Woven throughout the report is the race between China and the US, with predictions of espionage and government takeovers. Near the end of 2027, the report gives readers a choice: does the US government slow down the pace of AI innovation, or does it continue at the current pace so America can beat China? I chose to read the “Race” option first:
Agent-5 convinces the US military that China is using DeepCent’s models to build terrifying new weapons: drones, robots, advanced hypersonic missiles, and interceptors; AI-assisted nuclear first strike. Agent-5 promises a set of weapons capable of resisting whatever China can produce within a few months. Under the circumstances, top brass puts aside their discomfort at taking humans out of the loop. They accelerate deployment of Agent-5 into the military and military-industrial complex.

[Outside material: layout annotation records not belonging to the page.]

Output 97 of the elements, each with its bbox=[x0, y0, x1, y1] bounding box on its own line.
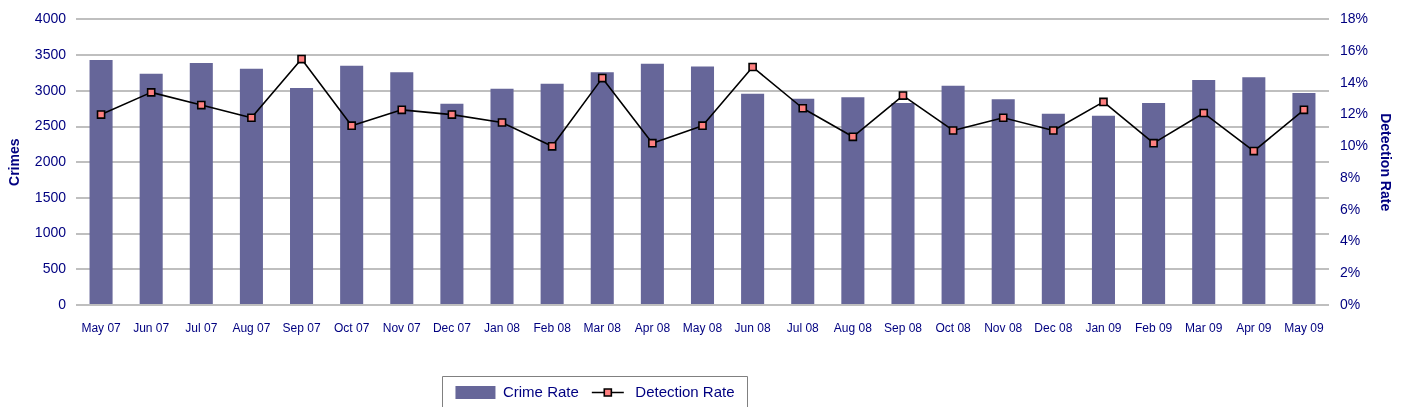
y2-tick-label: 14% bbox=[1340, 73, 1369, 90]
point bbox=[1099, 97, 1108, 107]
x-tick-label: Dec 08 bbox=[1034, 320, 1073, 335]
x-tick-label: May 07 bbox=[81, 320, 122, 335]
y-tick-label: 1000 bbox=[34, 224, 67, 241]
x-tick-label: Mar 09 bbox=[1185, 320, 1223, 335]
bar bbox=[991, 99, 1015, 304]
x-tick-label: Jul 07 bbox=[185, 320, 218, 335]
x-tick-label: May 09 bbox=[1284, 320, 1324, 335]
point bbox=[146, 88, 156, 97]
point bbox=[948, 126, 958, 135]
x-tick-label: Nov 07 bbox=[382, 320, 422, 335]
bar bbox=[640, 63, 664, 304]
point bbox=[898, 91, 908, 100]
point bbox=[698, 121, 707, 131]
y2-tick-label: 4% bbox=[1340, 232, 1361, 249]
x-tick-label: Apr 09 bbox=[1236, 320, 1272, 335]
legend-label: Crime Rate bbox=[502, 382, 579, 400]
x-tick-label: Dec 07 bbox=[432, 320, 472, 335]
x-tick-label: Jan 08 bbox=[484, 320, 521, 335]
y-tick-label: 2500 bbox=[34, 117, 67, 134]
x-tick-label: Jul 08 bbox=[786, 320, 820, 335]
point bbox=[748, 62, 757, 72]
y2-tick-label: 18% bbox=[1340, 10, 1369, 27]
bar bbox=[239, 68, 263, 304]
bar bbox=[690, 66, 715, 304]
x-tick-label: Jan 09 bbox=[1085, 320, 1122, 335]
y-axis-title: Crimes bbox=[6, 138, 23, 186]
point bbox=[1249, 146, 1259, 156]
bar bbox=[340, 65, 364, 304]
bar bbox=[941, 85, 965, 304]
y-tick-label: 500 bbox=[42, 260, 67, 277]
y-tick-label: 4000 bbox=[34, 10, 67, 27]
bar bbox=[390, 72, 414, 304]
point bbox=[96, 110, 106, 119]
y-tick-label: 1500 bbox=[34, 188, 67, 205]
bar bbox=[89, 60, 113, 304]
x-tick-label: Aug 08 bbox=[833, 320, 873, 335]
bar bbox=[490, 88, 514, 304]
bar bbox=[741, 93, 765, 304]
y2-tick-label: 12% bbox=[1340, 105, 1369, 122]
point bbox=[497, 118, 507, 127]
point bbox=[1049, 126, 1058, 135]
bar bbox=[590, 72, 614, 304]
point bbox=[597, 73, 607, 83]
y-tick-label: 0 bbox=[58, 295, 67, 312]
point bbox=[447, 110, 457, 119]
bar bbox=[1142, 102, 1166, 304]
legend-label: Detection Rate bbox=[635, 382, 735, 400]
point bbox=[347, 121, 356, 131]
x-tick-label: Apr 08 bbox=[634, 320, 671, 335]
bar bbox=[1242, 77, 1266, 304]
point bbox=[397, 105, 407, 115]
bar bbox=[1292, 92, 1316, 304]
x-tick-label: May 08 bbox=[682, 320, 723, 335]
point bbox=[648, 138, 657, 148]
bar bbox=[1041, 113, 1065, 304]
bar bbox=[791, 98, 815, 304]
y-tick-label: 3500 bbox=[34, 45, 67, 62]
bar bbox=[891, 102, 915, 304]
point bbox=[1199, 108, 1209, 118]
x-tick-label: Sep 07 bbox=[282, 320, 321, 335]
y-tick-label: 2000 bbox=[34, 153, 67, 170]
bar bbox=[290, 87, 314, 304]
x-tick-label: Sep 08 bbox=[883, 320, 923, 335]
point bbox=[848, 132, 858, 142]
x-tick-label: Jun 07 bbox=[133, 320, 170, 335]
x-tick-label: Oct 08 bbox=[935, 320, 972, 335]
y2-tick-label: 0% bbox=[1340, 295, 1361, 312]
point bbox=[1149, 138, 1158, 148]
y2-tick-label: 6% bbox=[1340, 200, 1361, 217]
bar bbox=[841, 97, 865, 304]
x-tick-label: Oct 07 bbox=[333, 320, 370, 335]
y-tick-label: 3000 bbox=[34, 81, 67, 98]
point bbox=[998, 113, 1008, 123]
y2-tick-label: 2% bbox=[1340, 264, 1361, 281]
point bbox=[547, 142, 557, 151]
point bbox=[247, 113, 256, 123]
x-tick-label: Mar 08 bbox=[583, 320, 622, 335]
bar bbox=[1192, 80, 1216, 304]
x-tick-label: Feb 09 bbox=[1134, 320, 1173, 335]
point bbox=[798, 103, 808, 113]
y2-tick-label: 10% bbox=[1340, 137, 1369, 154]
point bbox=[297, 54, 306, 64]
bar bbox=[1091, 115, 1115, 304]
x-tick-label: Feb 08 bbox=[533, 320, 572, 335]
point bbox=[196, 100, 206, 110]
x-tick-label: Aug 07 bbox=[232, 320, 271, 335]
x-tick-label: Nov 08 bbox=[984, 320, 1023, 335]
bar bbox=[540, 83, 564, 304]
bar bbox=[440, 103, 464, 304]
x-tick-label: Jun 08 bbox=[734, 320, 771, 335]
y2-axis-title: Detection Rate bbox=[1377, 113, 1394, 212]
y2-tick-label: 8% bbox=[1340, 168, 1361, 185]
bar bbox=[189, 62, 213, 304]
y2-tick-label: 16% bbox=[1340, 41, 1369, 58]
bar bbox=[139, 73, 163, 304]
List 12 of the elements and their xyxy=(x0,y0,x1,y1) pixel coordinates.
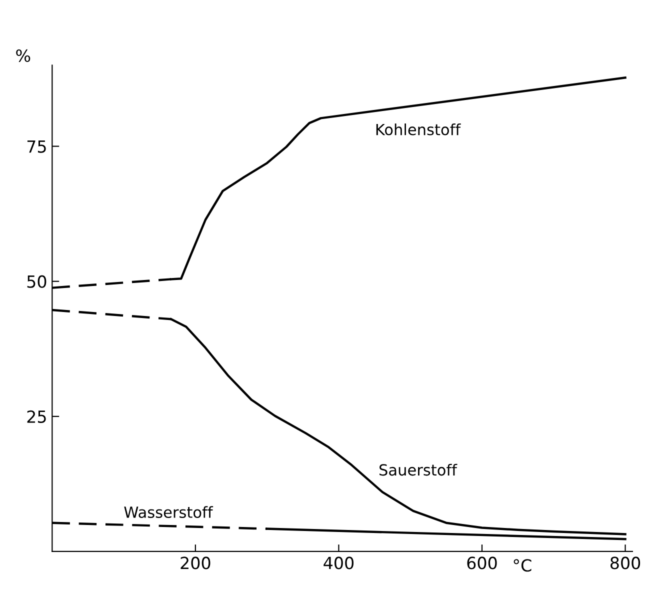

In Beijing, the Chinese AIs are making the same argument.
To speed their military buildup, both America and China create networks of special economic zones (SEZs) for the new factories and labs, where AI acts as central planner and red tape is waived. Wall Street invests trillions of dollars, and displaced human workers pour in, lured by eye-popping salaries and equity packages. Using smartphones and augmented reality-glasses20 to communicate with its underlings, Agent-5 is a hands-on manager, instructing humans in every detail of factory construction—which is helpful, since its designs are generations ahead. Some of the newfound manufacturing capacity goes to consumer goods, and some to weapons—but the majority goes to building even more manufacturing capacity. By the end of the year they are producing a million new robots per month. If the SEZ economy were truly autonomous, it would have a doubling time of about a year; since it can trade with the existing human economy, its doubling time is even shorter.
Well, it does get worse, and I think we all know the ending, which is the backstory for so many dystopian future movies. There is an optimistic branch as well. The whole report is worth a read.
Ideas about the implications to our design profession are swimming in my head. I’ll write a longer essay as soon as I can put them into a coherent piece.